I was a student weary of performative Christianity, and I witnessed the messy, everyday ways one family lived out spiritual disciplines.
I was a college student weary of performative Christianity, and I witnessed the messy, everyday ways one family lived out their spiritual disciplines.
As I observed their normal life, God moved Christianity from theoretical to an experienced reality for me. I witnessed firsthand how Christ’s beauty reaches even the ordinary moments of family life.
Gospel Call to Hospitality
The call to hospitality isn’t an optional add-on within the Christian life but a command. It’s also ground zero for experiencing the gospel’s implications. When God draws people to himself, they’re brought into a community and a family. As Paul encourages us in Romans 15:7, we should “welcome one another as Christ has welcomed [us], for the glory of God.”
Jesus Christ, out of the overflow of his abundant love for his people, has welcomed us. Because of this good news, we can welcome one another. Here are two crucial ways church members can do this for college students.
1. Be unimpressive.
You can be impressive or known, but you can’t be both. College students long to be known, yet many succumb to the daily pressure to impress, and thus they sacrifice vulnerability. By letting students into your unimpressive, ordinary life, you’ll help them see the beauty and wonder of living with quiet faithfulness rather than fanfare or swagger. You’ll show them Christianity isn’t for those who have it all together but for those who don’t.
Show them they don’t have to be impressive around you. In a world where personas are precisely curated, university students desperately need to see that Christ welcomes them as they are—in their brokenness and weakness.
2. Invite students into what you’re already doing.
Many church members are intimidated by discipleship because they see it as another thing to add to their calendars. When Jesus called his first disciples, he called them “so that they might be with him” (Mark 3:14). It was only after they were with Jesus for three years that he sent them out to preach the gospel.

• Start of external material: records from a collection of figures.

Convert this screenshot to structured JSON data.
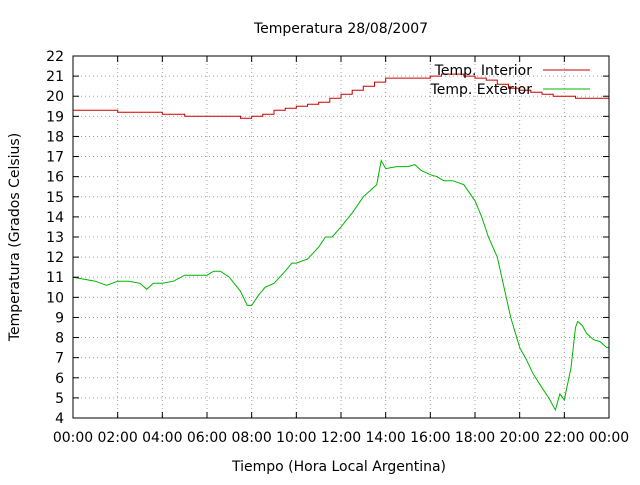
{
  "chart_data": {
    "type": "line",
    "title": "Temperatura 28/08/2007",
    "xlabel": "Tiempo (Hora Local Argentina)",
    "ylabel": "Temperatura (Grados Celsius)",
    "xlim": [
      0,
      24
    ],
    "ylim": [
      4,
      22
    ],
    "x_ticks": [
      {
        "value": 0,
        "label": "00:00"
      },
      {
        "value": 2,
        "label": "02:00"
      },
      {
        "value": 4,
        "label": "04:00"
      },
      {
        "value": 6,
        "label": "06:00"
      },
      {
        "value": 8,
        "label": "08:00"
      },
      {
        "value": 10,
        "label": "10:00"
      },
      {
        "value": 12,
        "label": "12:00"
      },
      {
        "value": 14,
        "label": "14:00"
      },
      {
        "value": 16,
        "label": "16:00"
      },
      {
        "value": 18,
        "label": "18:00"
      },
      {
        "value": 20,
        "label": "20:00"
      },
      {
        "value": 22,
        "label": "22:00"
      },
      {
        "value": 24,
        "label": "00:00"
      }
    ],
    "y_ticks": [
      "4",
      "5",
      "6",
      "7",
      "8",
      "9",
      "10",
      "11",
      "12",
      "13",
      "14",
      "15",
      "16",
      "17",
      "18",
      "19",
      "20",
      "21",
      "22"
    ],
    "grid": true,
    "legend_position": "top-right",
    "series": [
      {
        "name": "Temp. Interior",
        "color": "#cc0000",
        "step": true,
        "x": [
          0,
          1,
          2,
          3,
          4,
          5,
          6,
          7,
          7.5,
          8,
          8.5,
          9,
          9.5,
          10,
          10.5,
          11,
          11.5,
          12,
          12.5,
          13,
          13.5,
          14,
          15,
          16,
          16.5,
          17,
          17.5,
          18,
          18.5,
          19,
          19.5,
          20,
          20.5,
          21,
          21.5,
          22,
          22.5,
          23,
          24
        ],
        "y": [
          19.3,
          19.3,
          19.2,
          19.2,
          19.1,
          19.0,
          19.0,
          19.0,
          18.9,
          19.0,
          19.1,
          19.3,
          19.4,
          19.5,
          19.6,
          19.7,
          19.9,
          20.1,
          20.3,
          20.5,
          20.7,
          20.9,
          20.9,
          21.0,
          21.1,
          21.1,
          21.0,
          20.9,
          20.8,
          20.6,
          20.4,
          20.3,
          20.2,
          20.1,
          20.0,
          20.0,
          19.9,
          19.9,
          19.9
        ]
      },
      {
        "name": "Temp. Exterior",
        "color": "#00b400",
        "step": false,
        "x": [
          0,
          0.5,
          1,
          1.5,
          2,
          2.5,
          3,
          3.3,
          3.6,
          4,
          4.5,
          5,
          5.5,
          6,
          6.3,
          6.6,
          7,
          7.5,
          7.8,
          8,
          8.3,
          8.6,
          9,
          9.5,
          9.8,
          10,
          10.5,
          11,
          11.3,
          11.6,
          12,
          12.5,
          13,
          13.3,
          13.6,
          13.8,
          14,
          14.5,
          15,
          15.3,
          15.6,
          16,
          16.3,
          16.6,
          17,
          17.5,
          18,
          18.3,
          18.6,
          19,
          19.3,
          19.6,
          20,
          20.3,
          20.6,
          21,
          21.3,
          21.6,
          21.8,
          22,
          22.3,
          22.5,
          22.6,
          22.8,
          23,
          23.3,
          23.6,
          23.9,
          24
        ],
        "y": [
          11.0,
          10.9,
          10.8,
          10.6,
          10.8,
          10.8,
          10.7,
          10.4,
          10.7,
          10.7,
          10.8,
          11.1,
          11.1,
          11.1,
          11.3,
          11.3,
          11.0,
          10.3,
          9.6,
          9.6,
          10.1,
          10.5,
          10.7,
          11.3,
          11.7,
          11.7,
          11.9,
          12.5,
          13.0,
          13.0,
          13.5,
          14.2,
          15.0,
          15.3,
          15.6,
          16.8,
          16.4,
          16.5,
          16.5,
          16.6,
          16.3,
          16.1,
          16.0,
          15.8,
          15.8,
          15.6,
          14.8,
          14.0,
          13.0,
          12.0,
          10.5,
          9.0,
          7.5,
          6.9,
          6.2,
          5.5,
          5.0,
          4.4,
          5.2,
          4.9,
          6.5,
          8.5,
          8.8,
          8.6,
          8.2,
          7.9,
          7.8,
          7.5,
          7.5
        ]
      }
    ]
  }
}
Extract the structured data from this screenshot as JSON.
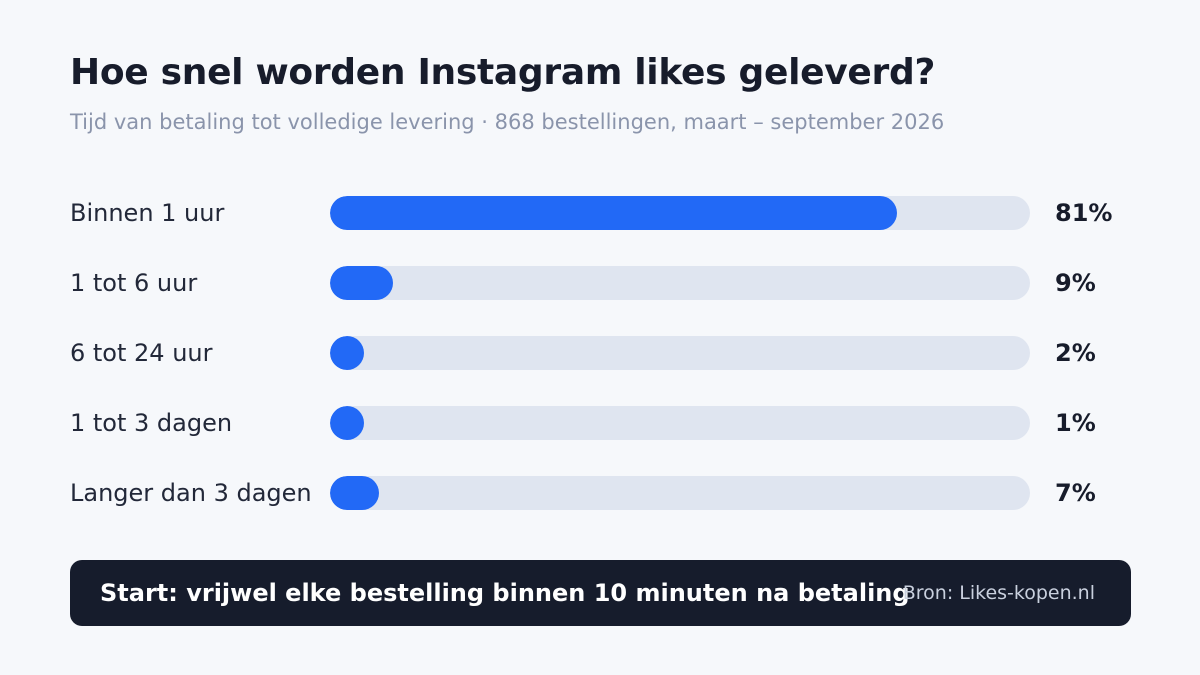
{
  "chart_data": {
    "type": "bar",
    "orientation": "horizontal",
    "title": "Hoe snel worden Instagram likes geleverd?",
    "subtitle": "Tijd van betaling tot volledige levering · 868 bestellingen, maart – september 2026",
    "categories": [
      "Binnen 1 uur",
      "1 tot 6 uur",
      "6 tot 24 uur",
      "1 tot 3 dagen",
      "Langer dan 3 dagen"
    ],
    "values": [
      81,
      9,
      2,
      1,
      7
    ],
    "value_labels": [
      "81%",
      "9%",
      "2%",
      "1%",
      "7%"
    ],
    "xlim": [
      0,
      100
    ],
    "unit": "%",
    "grid": false,
    "colors": {
      "bar": "#2269f6",
      "track": "#dfe5f0",
      "background": "#f6f8fb"
    }
  },
  "footer": {
    "text": "Start: vrijwel elke bestelling binnen 10 minuten na betaling",
    "source": "Bron: Likes-kopen.nl",
    "background": "#161c2c"
  }
}
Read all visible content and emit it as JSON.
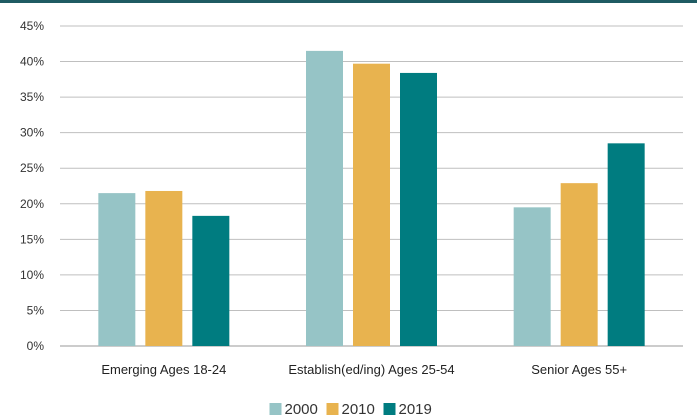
{
  "chart_data": {
    "type": "bar",
    "categories": [
      "Emerging Ages 18-24",
      "Establish(ed/ing) Ages 25-54",
      "Senior Ages 55+"
    ],
    "series": [
      {
        "name": "2000",
        "color": "#96c4c6",
        "values": [
          21.5,
          41.5,
          19.5
        ]
      },
      {
        "name": "2010",
        "color": "#e8b34f",
        "values": [
          21.8,
          39.7,
          22.9
        ]
      },
      {
        "name": "2019",
        "color": "#007c80",
        "values": [
          18.3,
          38.4,
          28.5
        ]
      }
    ],
    "ylim": [
      0,
      45
    ],
    "yticks": [
      "0%",
      "5%",
      "10%",
      "15%",
      "20%",
      "25%",
      "30%",
      "35%",
      "40%",
      "45%"
    ],
    "title": "",
    "xlabel": "",
    "ylabel": "",
    "grid": true,
    "legend_position": "bottom-center"
  }
}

Students desperately need to see that Christ welcomes them as they are—in their brokenness and weakness.
Times of intentional teaching are important, but as Jesus did with his disciples, we should also call college students to walk with us during the events of our everyday lives. In disciplining your kids, responding to your spouse, and engaging with your friends, you’ll model for them how the gospel permeates everyday relationships.
One of my friends rarely changes the oil in his car without first inviting a college student to help him. Such moments model in real-time how a follower of Jesus responds to everyday challenges. Inviting students into such moments creates opportunities for organic and honest gospel conversations.
Think of something you already do—a trip to the grocery store, a meal with your family, or a chore you have planned—that you could invite a student to join in with. Being hospitable in this way invites students to do the same with others. It’s a way of fulfilling Paul’s words to the Corinthians: “Be imitators of me, as I am of Christ” (1 Cor. 11:1).
Hospitality as Apologetic
Many college students today are rejecting and leaving a faith they’ve never truly been introduced to. Hospitality changed that trajectory for me. My peers were disillusioned and disenchanted, but I couldn’t resist the allure of what I witnessed in one family. Their hospitality was a stronger apologetic than any arguments would’ve been at the time. I saw too much to turn back.
Now I want the same to be a normative experience for college students in the local church. Brothers and sisters, joyfully practice hospitality. Welcome students as Christ welcomed you. When you do, many students will begin to see the local church as a place to experience the solid reality of God amid their shifting culture.